DANS LA DÉPENDANCE aux opiacés, les sujets concernés sont peu enclins à rechercher un traitement. Quand ils sont traités, ils adhèrent faiblement aux traitements et les rechutes sont fréquentes. Les traitements par agonistes, telle la méthadone (agoniste des récepteurs mu) ou la buprénorphine (agoniste partiel), occupent une place importante contre la dépendance aux opiacés avec comme objectifs une réduction de l’usage des produits illicites, une réduction du taux de conversion et une amélioration de la morbi-mortalité.
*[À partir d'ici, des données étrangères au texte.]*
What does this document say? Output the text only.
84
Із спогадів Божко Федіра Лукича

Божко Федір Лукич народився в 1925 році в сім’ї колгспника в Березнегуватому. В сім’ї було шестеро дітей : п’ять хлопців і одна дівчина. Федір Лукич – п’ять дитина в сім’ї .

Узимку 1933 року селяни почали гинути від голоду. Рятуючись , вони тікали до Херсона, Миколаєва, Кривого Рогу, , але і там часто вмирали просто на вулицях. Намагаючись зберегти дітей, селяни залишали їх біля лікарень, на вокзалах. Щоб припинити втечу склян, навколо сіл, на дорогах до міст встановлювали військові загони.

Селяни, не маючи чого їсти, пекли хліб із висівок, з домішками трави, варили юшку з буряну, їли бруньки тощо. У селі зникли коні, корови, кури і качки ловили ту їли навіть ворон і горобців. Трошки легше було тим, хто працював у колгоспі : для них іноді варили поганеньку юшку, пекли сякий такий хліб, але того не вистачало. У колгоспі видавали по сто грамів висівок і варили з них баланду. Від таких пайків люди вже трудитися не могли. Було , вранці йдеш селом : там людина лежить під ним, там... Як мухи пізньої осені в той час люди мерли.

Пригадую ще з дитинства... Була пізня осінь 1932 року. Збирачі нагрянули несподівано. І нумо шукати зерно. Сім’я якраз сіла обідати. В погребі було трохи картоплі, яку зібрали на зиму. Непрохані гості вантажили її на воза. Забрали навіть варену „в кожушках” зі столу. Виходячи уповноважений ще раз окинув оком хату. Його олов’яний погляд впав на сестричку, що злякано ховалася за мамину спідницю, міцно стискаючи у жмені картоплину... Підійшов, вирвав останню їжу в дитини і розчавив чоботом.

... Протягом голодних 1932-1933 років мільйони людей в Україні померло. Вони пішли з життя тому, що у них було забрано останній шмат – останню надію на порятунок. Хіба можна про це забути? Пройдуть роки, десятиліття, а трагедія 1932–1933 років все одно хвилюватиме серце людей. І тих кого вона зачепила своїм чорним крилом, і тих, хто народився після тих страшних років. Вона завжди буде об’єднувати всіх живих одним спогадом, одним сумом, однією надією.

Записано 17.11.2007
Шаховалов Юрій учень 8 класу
Mais ils ne sont pas toujours utilisables pour des raisons variées (disponibilité, raisons professionnelles [métiers qui empêchent l’utilisation de tels produits], philosophiques [préférence pour un traitement sans effet opiacé], addictions récentes…).
Un traitement alternatif, permettant l’obtention d’une abstinence est la naltrexone, un antagoniste des récepteurs mu, sans effet agoniste opioïde. Ne provoquant ni euphorie ni sédation, la naltrexone n’est pas addictogène et donc ne cause pas de symptôme de manque à l’arrêt. Une forme de longue durée d’action a été développée et approuvée aux États-Unis et en Russie, d’abord pour la dépendance à l’alcool, puis pour celle aux opiacés. Administrée à raison d’une injection intramusculaire mensuelle, la naltrexone est lentement libérée à partir de microsphères d’un polymère utilisé pour les sutures chirurgicales. Chez les patients dépendants à l’alcool, la naltrexone réduit l’incidence des comportements de forte imprégnation éthylique et accroît le taux d’abstinence totale.
Un effet antimanque précoce.
Dans le cadre de la dépendance aux opiacés, une étude russe publiée dans « The Lancet » (Eugeny Krupitsky et coll., Saint-Pétersbourg) sur l’utilisation de la naltrexone dans la dépendance aux opiacés, a été menée sur 250 patients de plus de 18 ans. Ils ont eu une désaccoutumance au produit d’addiction pendant 30 jours au moins à l’hôpital et une abstinence réelle pendant au moins une semaine. Ils ont reçu soit de la naltrexone à effet prolongé (une injection mensuelle pendant quatre mois), soit un placebo. De cette étude, il ressort que la proportion de semaines d’abstinence est de 90 % dans le groupe naltrexone versus 35 % dans le groupe placebo : un résultat favorable pour le traitement naltrexone dont l’efficacité ne semble pas dépendre de l’âge du patient ni de la durée à la dépendance aux opioïdes. Un effet antimanque persistant apparaît précocement dès la première semaine. Une épreuve par la naloxone entraîne une rechute par dépendance physiologique chez 17 patients du groupe placebo contre un seul du groupe naltrexone.
Cette étude, dont une partie des données a été utilisée pour l’approbation par la FDA, comporte des limites : 54 % des patients inclus n’ont pas terminé le protocole et seulement un peu plus de ????ceux sous naltrexone ont reçu l’intégralité du traitement prévu. Des commentateurs soulignent que cette étude est « éthiquement discutable quand il existe un traitement standard », et sont étonnés de l’utilisation des données par la FDA pour l’approbation du produit dans le traitement de la dépendance aux opiacés. Quant aux auteurs, ils indiquent que la naltrexone pourrait avoir une place en complément des agonistes existants.
The Lancet 28 avril 2011, doi : 10.1016/40-6736(11)60358-9.